Questions, hypotheses, research, collection, evaluation, dismission, acceptance, and understanding of broad, far-reaching subjects from inaccessible eras. Digging up the bones of people who are long gone and trying to piece together their remains in order to resurrect some beauty and nobility that is otherwise dead. Trying to capture the fading voices, to grasp and comprehend whatever might be their dying words. Fighting time for possession of knowledge that is draining away with the years of the last of those who remember.

Because I failed to do the same with Dad. And now he's gone, along with his voice and his words and what it was that he understood of the world.

And because I am living my own history, and I doubt I'll ever come to an understanding of the woman I am, the woman I'll be when I die. Which is why I eke and scratch every fleeting thought and emotion, through images, through words, scrambling to create a record of each moment of my life so when I'm gone, something of me will be left for someone to understand. Maybe they'll see something wonderful that I never have. Maybe they'll understand things I never could.
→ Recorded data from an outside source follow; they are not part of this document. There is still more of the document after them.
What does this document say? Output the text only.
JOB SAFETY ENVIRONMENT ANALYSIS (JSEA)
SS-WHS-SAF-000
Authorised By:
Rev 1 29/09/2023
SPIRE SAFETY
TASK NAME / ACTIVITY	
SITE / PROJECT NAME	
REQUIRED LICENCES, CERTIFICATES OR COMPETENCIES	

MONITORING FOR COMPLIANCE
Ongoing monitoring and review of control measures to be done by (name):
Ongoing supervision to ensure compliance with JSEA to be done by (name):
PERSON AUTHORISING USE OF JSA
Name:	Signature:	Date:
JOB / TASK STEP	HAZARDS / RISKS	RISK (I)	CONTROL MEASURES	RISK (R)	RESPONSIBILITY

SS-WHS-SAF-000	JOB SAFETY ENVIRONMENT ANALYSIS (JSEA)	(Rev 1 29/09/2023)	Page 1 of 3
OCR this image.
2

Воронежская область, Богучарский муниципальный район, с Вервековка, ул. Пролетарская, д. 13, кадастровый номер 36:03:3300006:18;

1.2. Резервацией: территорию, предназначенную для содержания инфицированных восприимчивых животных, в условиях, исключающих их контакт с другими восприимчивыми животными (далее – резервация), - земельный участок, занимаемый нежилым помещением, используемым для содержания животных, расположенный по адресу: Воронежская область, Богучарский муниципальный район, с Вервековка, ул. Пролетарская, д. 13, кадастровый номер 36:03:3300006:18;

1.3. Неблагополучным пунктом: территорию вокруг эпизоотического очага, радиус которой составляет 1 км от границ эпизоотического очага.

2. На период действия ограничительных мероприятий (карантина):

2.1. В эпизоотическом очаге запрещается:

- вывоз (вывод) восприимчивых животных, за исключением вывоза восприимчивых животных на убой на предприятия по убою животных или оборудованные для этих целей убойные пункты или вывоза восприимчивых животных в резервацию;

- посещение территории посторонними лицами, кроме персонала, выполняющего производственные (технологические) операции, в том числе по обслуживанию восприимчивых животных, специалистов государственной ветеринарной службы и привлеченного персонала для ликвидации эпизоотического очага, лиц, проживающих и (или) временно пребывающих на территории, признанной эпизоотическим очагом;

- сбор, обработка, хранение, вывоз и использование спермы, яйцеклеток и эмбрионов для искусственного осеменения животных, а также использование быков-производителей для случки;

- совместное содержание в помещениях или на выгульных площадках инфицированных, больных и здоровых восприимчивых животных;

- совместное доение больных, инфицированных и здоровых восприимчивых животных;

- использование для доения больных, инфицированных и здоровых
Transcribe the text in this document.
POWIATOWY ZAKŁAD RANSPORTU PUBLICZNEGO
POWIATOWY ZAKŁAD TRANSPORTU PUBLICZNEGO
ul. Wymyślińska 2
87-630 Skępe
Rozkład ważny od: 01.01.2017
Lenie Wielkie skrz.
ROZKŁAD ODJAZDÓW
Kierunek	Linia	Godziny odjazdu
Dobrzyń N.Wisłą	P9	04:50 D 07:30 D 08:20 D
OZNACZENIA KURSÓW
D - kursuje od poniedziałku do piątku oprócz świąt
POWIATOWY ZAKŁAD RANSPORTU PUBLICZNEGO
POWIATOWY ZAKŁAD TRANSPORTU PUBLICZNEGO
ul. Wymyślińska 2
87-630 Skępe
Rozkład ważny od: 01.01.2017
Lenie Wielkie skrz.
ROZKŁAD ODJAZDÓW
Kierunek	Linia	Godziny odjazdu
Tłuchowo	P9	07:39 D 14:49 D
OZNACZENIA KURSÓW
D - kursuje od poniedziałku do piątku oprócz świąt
Maybe they'll learn from my mistakes and find themselves spared certain brands of heartache.

To understand a people or a legacy is to know them intimately--their grief, fear, ambitions, beliefs, inspirations...the strengths of their discoveries, the weakness of humanity. It is to accept their inheritance of generations of knowledge, and the richness of their cultures. This, I have never been able to accomplish with my own people, my own family, my own father.

Regret, for all I never asked him, for all he tried to teach me that I never heard.And an eternal yearning, because all the research I could possibly conduct throughout the remainder of my lifetime will not bring him back and will not afford me the opportunity to tell him how much I loved him, and that if given the chance, I would try so much harder to understand him and embrace his dreams.

Maybe this is a reason, or part of a reason, why I search so ardently, why I dig until I hit a rocky bottom. I haven't found his bones, but I've found thousands of tiny shatterings that reassure me he was indeed here.